The Christ of the Apocalypse, First-born of Creation and of the Resurrection, is invested with the characteristics of the Ormuzd and Sosiosch of the Zend-Avesta, the Ainsoph of the Kabalah and the Carpistes [Greek: Καρπιστης] of the Gnostics. The idea that the true Initiates and Faithful become Kings and Priests, is at once Persian, Jewish, Christian, and Gnostic. And the definition of the Supreme Being, that He is at once Alpha and Omega, the beginning and the end—He that was, and is, and is to come, i.e., Time illimitable, is Zoroaster's definition of Zerouane-Akherene.
The depths of Satan which no man can measure; his triumph for a time by fraud and violence; his being chained by an angel; his reprobation and his precipitation into a sea of metal; his names of the Serpent and the Dragon; the whole conflict of the Good Spirits or celestial armies against the bad; are so many ideas and designations found alike in the Zend-Avesta, the Kabalah, and the Gnosis.
We even find in the Apocalypse that singular Persian idea, which regards some of the lower animals as so many Devs or vehicles of Devs.
The guardianship of the earth by a good angel, the renewing of the earth and heavens, and the final triumph of pure and holy men, are the same victory of Good over Evil, for which the whole Orient looked.

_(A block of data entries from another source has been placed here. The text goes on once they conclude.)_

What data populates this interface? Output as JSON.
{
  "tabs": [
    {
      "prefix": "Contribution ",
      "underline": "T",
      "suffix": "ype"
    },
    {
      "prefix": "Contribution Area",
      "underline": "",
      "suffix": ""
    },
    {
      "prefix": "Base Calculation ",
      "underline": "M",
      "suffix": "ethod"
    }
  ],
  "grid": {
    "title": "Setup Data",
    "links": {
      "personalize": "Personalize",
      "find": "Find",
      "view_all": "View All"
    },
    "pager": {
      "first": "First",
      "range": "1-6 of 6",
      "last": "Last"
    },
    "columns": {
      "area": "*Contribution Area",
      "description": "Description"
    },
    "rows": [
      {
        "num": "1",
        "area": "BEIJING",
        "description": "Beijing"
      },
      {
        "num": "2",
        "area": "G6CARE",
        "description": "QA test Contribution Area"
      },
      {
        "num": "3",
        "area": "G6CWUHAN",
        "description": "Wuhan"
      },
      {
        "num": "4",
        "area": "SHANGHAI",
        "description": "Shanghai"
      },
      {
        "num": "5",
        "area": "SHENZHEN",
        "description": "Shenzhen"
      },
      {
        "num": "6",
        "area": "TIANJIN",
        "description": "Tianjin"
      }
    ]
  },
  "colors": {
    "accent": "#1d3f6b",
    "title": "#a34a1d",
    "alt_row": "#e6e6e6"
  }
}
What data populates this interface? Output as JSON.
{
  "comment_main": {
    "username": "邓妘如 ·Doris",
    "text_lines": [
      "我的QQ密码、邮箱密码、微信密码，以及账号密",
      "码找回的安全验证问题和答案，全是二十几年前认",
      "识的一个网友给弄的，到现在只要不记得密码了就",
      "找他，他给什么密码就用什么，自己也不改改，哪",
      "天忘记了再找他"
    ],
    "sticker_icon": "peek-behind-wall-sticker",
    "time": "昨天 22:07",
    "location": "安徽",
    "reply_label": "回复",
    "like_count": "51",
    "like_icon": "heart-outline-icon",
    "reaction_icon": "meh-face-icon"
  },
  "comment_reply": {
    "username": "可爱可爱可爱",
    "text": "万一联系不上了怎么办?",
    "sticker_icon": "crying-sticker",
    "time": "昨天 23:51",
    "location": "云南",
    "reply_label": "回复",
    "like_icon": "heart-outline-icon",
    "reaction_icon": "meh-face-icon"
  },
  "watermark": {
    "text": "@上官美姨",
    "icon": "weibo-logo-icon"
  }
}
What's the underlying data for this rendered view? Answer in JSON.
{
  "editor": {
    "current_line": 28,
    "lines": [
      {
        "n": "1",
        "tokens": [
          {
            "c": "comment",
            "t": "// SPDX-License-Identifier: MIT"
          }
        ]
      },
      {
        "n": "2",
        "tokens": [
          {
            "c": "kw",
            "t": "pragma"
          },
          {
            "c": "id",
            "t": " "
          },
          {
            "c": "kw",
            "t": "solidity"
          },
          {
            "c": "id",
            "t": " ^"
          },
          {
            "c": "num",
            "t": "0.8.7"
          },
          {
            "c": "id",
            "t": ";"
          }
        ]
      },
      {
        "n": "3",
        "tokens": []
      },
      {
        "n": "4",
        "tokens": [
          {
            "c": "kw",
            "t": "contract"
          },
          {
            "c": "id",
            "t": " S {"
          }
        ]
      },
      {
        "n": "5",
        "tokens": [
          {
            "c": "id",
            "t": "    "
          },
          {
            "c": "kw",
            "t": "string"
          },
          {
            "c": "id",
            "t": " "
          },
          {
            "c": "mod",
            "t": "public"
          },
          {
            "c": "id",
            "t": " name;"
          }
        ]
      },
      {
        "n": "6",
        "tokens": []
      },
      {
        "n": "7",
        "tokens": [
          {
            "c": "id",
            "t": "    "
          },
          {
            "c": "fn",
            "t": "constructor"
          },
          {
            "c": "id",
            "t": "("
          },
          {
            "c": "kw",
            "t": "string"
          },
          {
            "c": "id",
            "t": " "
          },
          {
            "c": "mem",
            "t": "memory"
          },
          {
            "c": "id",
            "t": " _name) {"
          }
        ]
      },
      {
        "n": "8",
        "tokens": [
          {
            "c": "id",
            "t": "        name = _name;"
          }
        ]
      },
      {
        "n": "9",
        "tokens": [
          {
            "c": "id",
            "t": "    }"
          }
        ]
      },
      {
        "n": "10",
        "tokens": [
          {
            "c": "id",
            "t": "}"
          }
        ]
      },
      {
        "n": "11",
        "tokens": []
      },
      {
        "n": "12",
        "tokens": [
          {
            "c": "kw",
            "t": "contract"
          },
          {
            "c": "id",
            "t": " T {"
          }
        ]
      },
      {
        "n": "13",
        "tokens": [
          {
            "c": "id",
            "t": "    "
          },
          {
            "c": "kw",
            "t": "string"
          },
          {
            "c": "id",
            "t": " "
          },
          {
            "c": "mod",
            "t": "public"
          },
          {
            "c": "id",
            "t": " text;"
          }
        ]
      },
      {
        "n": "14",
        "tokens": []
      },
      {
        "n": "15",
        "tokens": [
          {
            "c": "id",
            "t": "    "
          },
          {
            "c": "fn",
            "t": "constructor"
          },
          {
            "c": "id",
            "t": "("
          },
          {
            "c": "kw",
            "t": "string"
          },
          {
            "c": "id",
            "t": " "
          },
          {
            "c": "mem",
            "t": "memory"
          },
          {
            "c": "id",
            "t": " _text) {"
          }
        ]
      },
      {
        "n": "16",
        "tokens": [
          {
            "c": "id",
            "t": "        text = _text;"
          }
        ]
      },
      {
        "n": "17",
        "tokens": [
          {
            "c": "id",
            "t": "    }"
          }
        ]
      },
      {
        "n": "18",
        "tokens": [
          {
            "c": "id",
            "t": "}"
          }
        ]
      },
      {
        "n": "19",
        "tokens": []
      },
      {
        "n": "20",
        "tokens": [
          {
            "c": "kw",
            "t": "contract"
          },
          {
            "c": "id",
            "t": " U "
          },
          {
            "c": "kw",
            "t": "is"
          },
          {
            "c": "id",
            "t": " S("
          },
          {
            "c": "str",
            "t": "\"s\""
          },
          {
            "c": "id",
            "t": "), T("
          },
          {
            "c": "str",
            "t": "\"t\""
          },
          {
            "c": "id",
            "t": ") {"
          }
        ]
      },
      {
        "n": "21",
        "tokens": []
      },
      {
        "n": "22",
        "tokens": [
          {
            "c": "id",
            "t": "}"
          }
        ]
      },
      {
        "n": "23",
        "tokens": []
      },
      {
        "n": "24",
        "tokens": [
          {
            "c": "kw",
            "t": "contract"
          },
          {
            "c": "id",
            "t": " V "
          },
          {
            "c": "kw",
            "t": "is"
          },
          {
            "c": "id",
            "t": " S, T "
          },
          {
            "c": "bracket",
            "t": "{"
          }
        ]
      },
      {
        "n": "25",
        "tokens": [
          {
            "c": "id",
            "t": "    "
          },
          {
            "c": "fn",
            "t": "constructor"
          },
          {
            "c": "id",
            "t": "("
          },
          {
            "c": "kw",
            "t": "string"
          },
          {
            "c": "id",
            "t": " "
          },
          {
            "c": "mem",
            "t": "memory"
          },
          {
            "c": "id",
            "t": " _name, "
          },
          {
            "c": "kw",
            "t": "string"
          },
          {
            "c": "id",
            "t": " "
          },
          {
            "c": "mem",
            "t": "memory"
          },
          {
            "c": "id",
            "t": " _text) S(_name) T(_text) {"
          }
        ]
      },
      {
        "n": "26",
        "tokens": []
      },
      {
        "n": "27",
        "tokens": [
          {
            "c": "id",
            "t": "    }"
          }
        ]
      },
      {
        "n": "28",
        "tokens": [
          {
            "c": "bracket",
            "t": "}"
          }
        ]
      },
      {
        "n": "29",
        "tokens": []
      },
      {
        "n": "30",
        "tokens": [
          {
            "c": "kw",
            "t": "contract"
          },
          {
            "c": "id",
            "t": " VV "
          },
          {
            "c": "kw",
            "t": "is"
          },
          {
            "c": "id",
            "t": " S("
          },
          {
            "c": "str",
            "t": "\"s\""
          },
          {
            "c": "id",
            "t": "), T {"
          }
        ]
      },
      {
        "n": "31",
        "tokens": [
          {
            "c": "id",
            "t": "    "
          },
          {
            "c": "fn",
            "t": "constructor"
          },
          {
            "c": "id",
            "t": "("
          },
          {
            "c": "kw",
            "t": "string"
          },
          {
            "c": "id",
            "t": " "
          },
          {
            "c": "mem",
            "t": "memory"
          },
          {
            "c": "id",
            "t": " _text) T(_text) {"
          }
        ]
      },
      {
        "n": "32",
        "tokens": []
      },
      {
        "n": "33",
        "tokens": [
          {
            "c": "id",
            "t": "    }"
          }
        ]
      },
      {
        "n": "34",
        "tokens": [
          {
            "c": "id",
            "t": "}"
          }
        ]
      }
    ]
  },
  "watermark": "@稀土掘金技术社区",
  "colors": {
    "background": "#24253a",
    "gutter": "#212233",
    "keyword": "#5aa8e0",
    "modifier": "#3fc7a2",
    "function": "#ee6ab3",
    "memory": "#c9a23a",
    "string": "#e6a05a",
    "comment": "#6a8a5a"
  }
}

The gold, and white raiments of the twenty-four Elders are, as in the
Persian faith, the signs of a lofty perfection and divine purity.
Thus the Human mind labored and struggled and tortured itself for ages, to explain to itself what it felt, without confessing it, to be explicable. A vast crowd of indistinct abstractions, hovering in the imagination, a train of words embodying no tangible meaning, an inextricable labyrinth of subtleties, was the result.
But one grand idea ever emerged and stood prominent and unchangeable over the weltering chaos of confusion. God is great and good, and wise. Evil and pain and sorrow are temporary and for wise and beneficent purposes. They must be consistent with God's goodness, purity, and infinite perfection; and there must be a mode of explaining them, if we could but find it out; as, in all ways we will endeavor to do. Ultimately, Good will prevail, and Evil be overthrown. God alone can do this, and He will do it, by an Emanation from Himself, assuming the Human form and redeeming the world.
Behold the object, the end, the result, of the great speculations and logomachies of antiquity; the ultimate annihilation of evil, and restoration of Man to his first estate, by a Redeemer, a Masayah, a Christos, the incarnate Word, Reason, or Power of Deity.
This Redeemer is the Word or Logos, the Ormuzd of Zoroaster, the Ainsoph of the Kabalah, the Nous of Platonism and Philonism; He that was in the Beginning with God, and was God, and by Whom everything was made. That He was looked for by all the People of the East is abundantly shown by the Gospel of John and the Letters of Paul; wherein scarcely anything seemed necessary to be said in proof that such a Redeemer was to come; but all the energies of the writers are devoted to showing that Jesus was that Christos whom all the nations were expecting; the "Word," the Masayah, the Anointed or Consecrated One.
In this Degree the great contest between good and evil, in anticipation of the appearance and advent of the Word or Redeemer is symbolized; and the mysterious esoteric teachings of the Essenes and the Cabalists. Of the practices of the former we gain but glimpses in the ancient writers; but we know that, as their doctrines were taught by John the Baptist, they greatly resembled those of greater purity and more nearly perfect, taught by Jesus; and that not only Palestine was full of John's disciples, so that the Priests and Pharisees did not dare to deny John's inspiration; but his doctrine had extended to Asia Minor, and had made converts in luxurious Ephesus, as it also had in Alexandria in Egypt; and that they readily embraced the Christian faith, of which they had before not even heard.